I was thinking about what my personal top ten books of 2012 would be. These are not books that came out in 2012, but my faves that I read this year. Here goes ( in no order) :
1. The Name of the Wind, Rothfuss
2. Catching the big Fish: Meditation and Creativity. Lynch
3. Wolf Hall, Mantel
4. Rings of Saturn, Sebald
5. A distant mirror, Barbara Tuchman
6.A High Wind in Jamaica
7. How Fiction Works, James Wood
8. Game of Thrones
9. Johnathan Strange & Mr. Norrell
10. Best Recipes in the World, by Marc Bittman
OK. Decent list. If there is anything on here you aren’t familiar with you could do worse than to check it out from the library. But then I figured — alright imagine the world is ending in 3 days. What are your top 10 books of all time?
I know that Anna Karenina would be in there. But beyond that it gets very difficult. Not for lack of potential winners, but because there are just to many to choose and ten is not enough. Does Dostoevsky push Gargantua off the list? Is there room for Catcher in the Rye and the Bible and the Upanishads? and and and? What about Hemingway, Salinger, Woolfe, Kafka, Gormenghast, Infinite Jest, Proust, Cormac Mccarthy, Rumi, Rilke, Plato? And oh yeah Shakespeare. Many of these authors have 2 or 3 contenders each for the list. Ulysses was great, but does it deserve to knock my childhood favorite the Hobbit off the list?
It’s an impossible list to make. I’m glad the world will continue, humanity is too hard to understand all at once, we need manageable portions like years, months and weeks.
Maybe next year I can finally finish Moby Dick?

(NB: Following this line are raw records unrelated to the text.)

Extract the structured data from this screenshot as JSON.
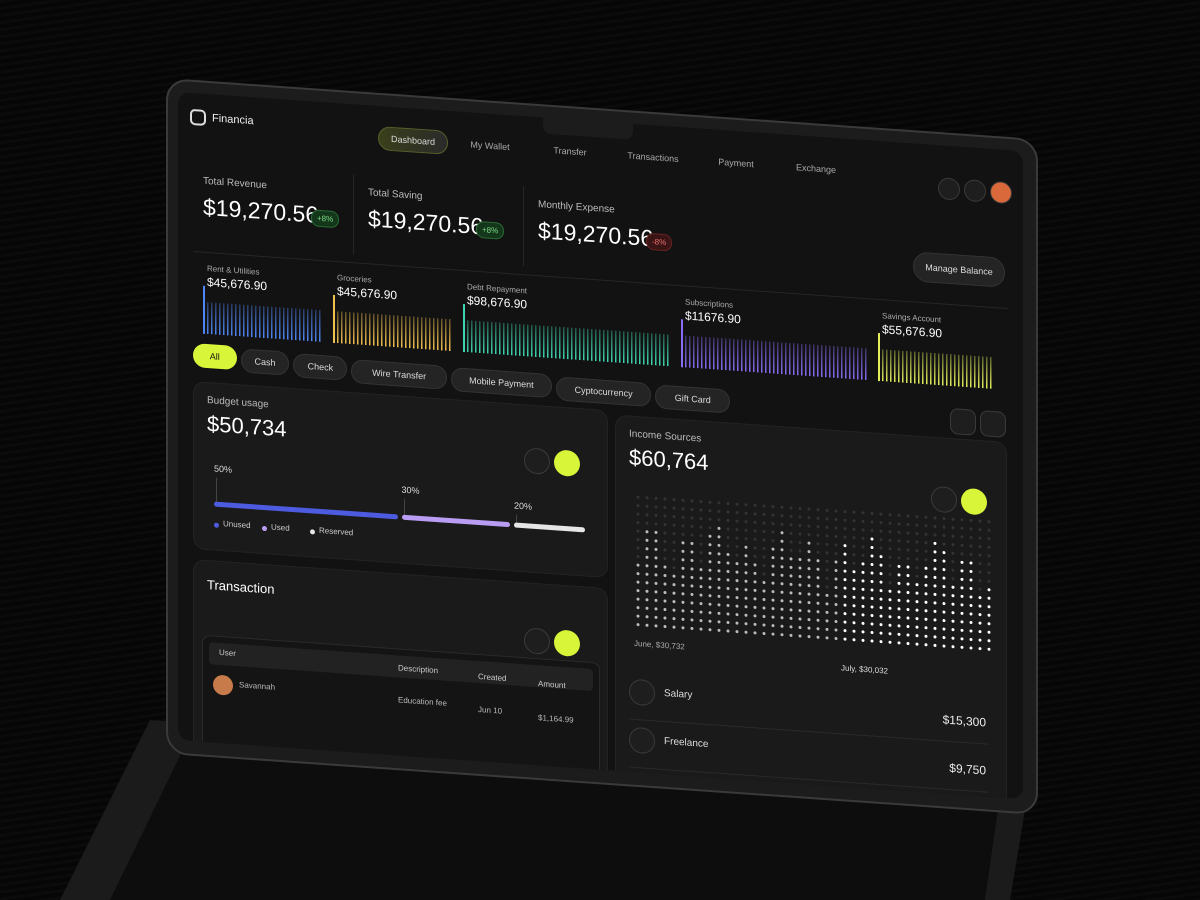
{
  "brand": "Financia",
  "nav": [
    "Dashboard",
    "My Wallet",
    "Transfer",
    "Transactions",
    "Payment",
    "Exchange"
  ],
  "stats": [
    {
      "label": "Total Revenue",
      "value": "$19,270.56",
      "change": "+8%"
    },
    {
      "label": "Total Saving",
      "value": "$19,270.56",
      "change": "+8%"
    },
    {
      "label": "Monthly Expense",
      "value": "$19,270.56",
      "change": "-8%"
    }
  ],
  "manage_button": "Manage Balance",
  "categories": [
    {
      "name": "Rent & Utilities",
      "amount": "$45,676.90",
      "color": "#4f86f7"
    },
    {
      "name": "Groceries",
      "amount": "$45,676.90",
      "color": "#f2c14e"
    },
    {
      "name": "Debt Repayment",
      "amount": "$98,676.90",
      "color": "#3ed6b0"
    },
    {
      "name": "Subscriptions",
      "amount": "$11676.90",
      "color": "#8a6cf7"
    },
    {
      "name": "Savings Account",
      "amount": "$55,676.90",
      "color": "#e4ef5a"
    }
  ],
  "filters": [
    "All",
    "Cash",
    "Check",
    "Wire Transfer",
    "Mobile Payment",
    "Cyptocurrency",
    "Gift Card"
  ],
  "budget": {
    "title": "Budget usage",
    "amount": "$50,734",
    "segments": [
      {
        "name": "Unused",
        "value": 50,
        "label": "50%",
        "color": "#4c5be0"
      },
      {
        "name": "Used",
        "value": 30,
        "label": "30%",
        "color": "#b89df2"
      },
      {
        "name": "Reserved",
        "value": 20,
        "label": "20%",
        "color": "#e6e6e6"
      }
    ]
  },
  "income": {
    "title": "Income Sources",
    "amount": "$60,764",
    "chart_labels": [
      "June, $30,732",
      "July, $30,032"
    ],
    "sources": [
      {
        "name": "Salary",
        "amount": "$15,300"
      },
      {
        "name": "Freelance",
        "amount": "$9,750"
      }
    ]
  },
  "transaction": {
    "title": "Transaction",
    "columns": [
      "User",
      "Description",
      "Created",
      "Amount"
    ],
    "rows": [
      [
        "Savannah",
        "Education fee",
        "Jun 10",
        "$1,164.99"
      ]
    ]
  }
}
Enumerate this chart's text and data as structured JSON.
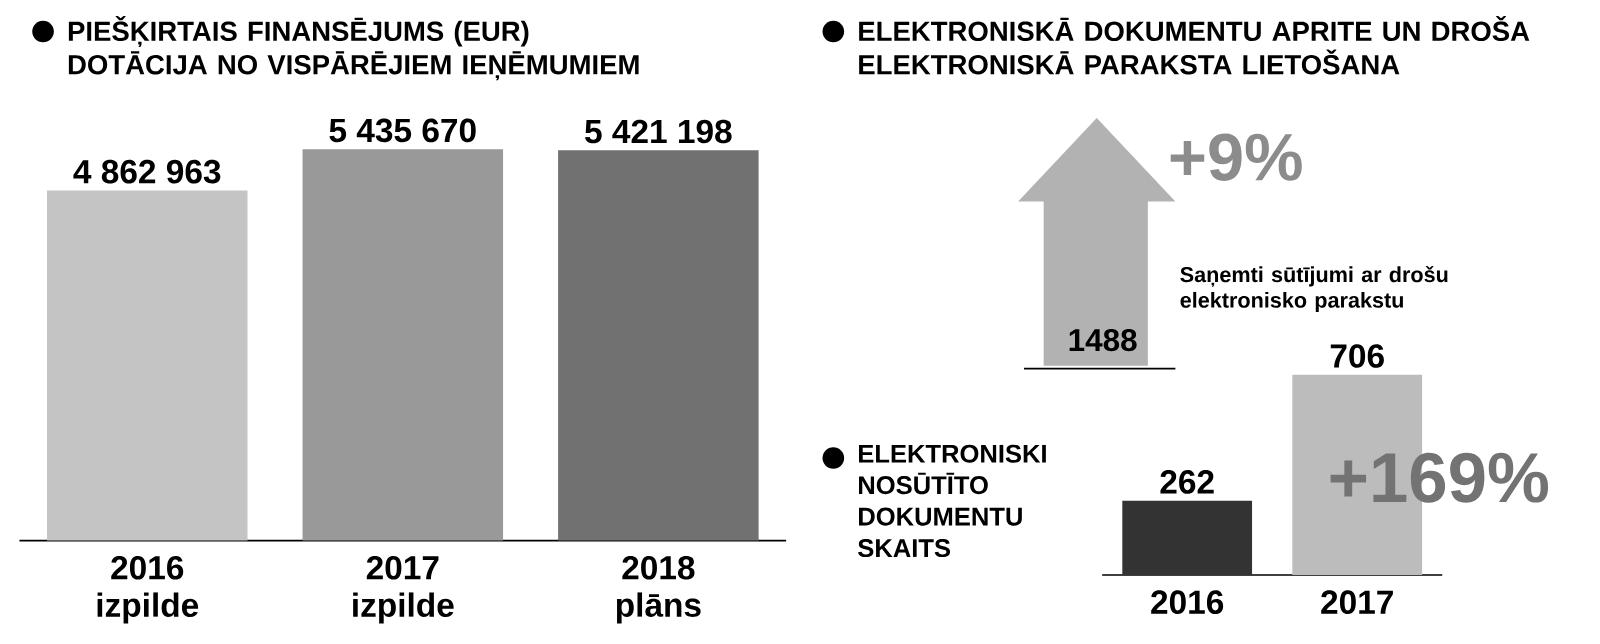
{
  "chart_data": [
    {
      "type": "bar",
      "title": "PIEŠĶIRTAIS FINANSĒJUMS (EUR)",
      "subtitle": "DOTĀCIJA NO VISPĀRĒJIEM IEŅĒMUMIEM",
      "categories": [
        "2016 izpilde",
        "2017 izpilde",
        "2018 plāns"
      ],
      "values": [
        4862963,
        5435670,
        5421198
      ],
      "value_labels": [
        "4 862 963",
        "5 435 670",
        "5 421 198"
      ],
      "colors": [
        "#c4c4c4",
        "#999999",
        "#717171"
      ]
    },
    {
      "type": "other",
      "title": "ELEKTRONISKĀ DOKUMENTU APRITE UN DROŠA ELEKTRONISKĀ PARAKSTA LIETOŠANA",
      "annotations": [
        "+9%",
        "1488",
        "Saņemti sūtījumi ar drošu elektronisko parakstu"
      ]
    },
    {
      "type": "bar",
      "title": "ELEKTRONISKI NOSŪTĪTO DOKUMENTU SKAITS",
      "categories": [
        "2016",
        "2017"
      ],
      "values": [
        262,
        706
      ],
      "data_labels": true,
      "colors": [
        "#333333",
        "#bcbcbc"
      ],
      "annotations": [
        "+169%"
      ]
    }
  ]
}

I ended up listening to Catching the Big Fish early in 2012. Although I’m not usually a fan of books on tape, with a speaker like David Lynch it really does add a new dimension to the work. I was happily surprised by how soothing and heartening I found his world view and ideas about creativity. Not that I expected him to be dark- just a little more absurd. Perhaps the fact I didn’t find his worldview absurd speaks to my own absurdity!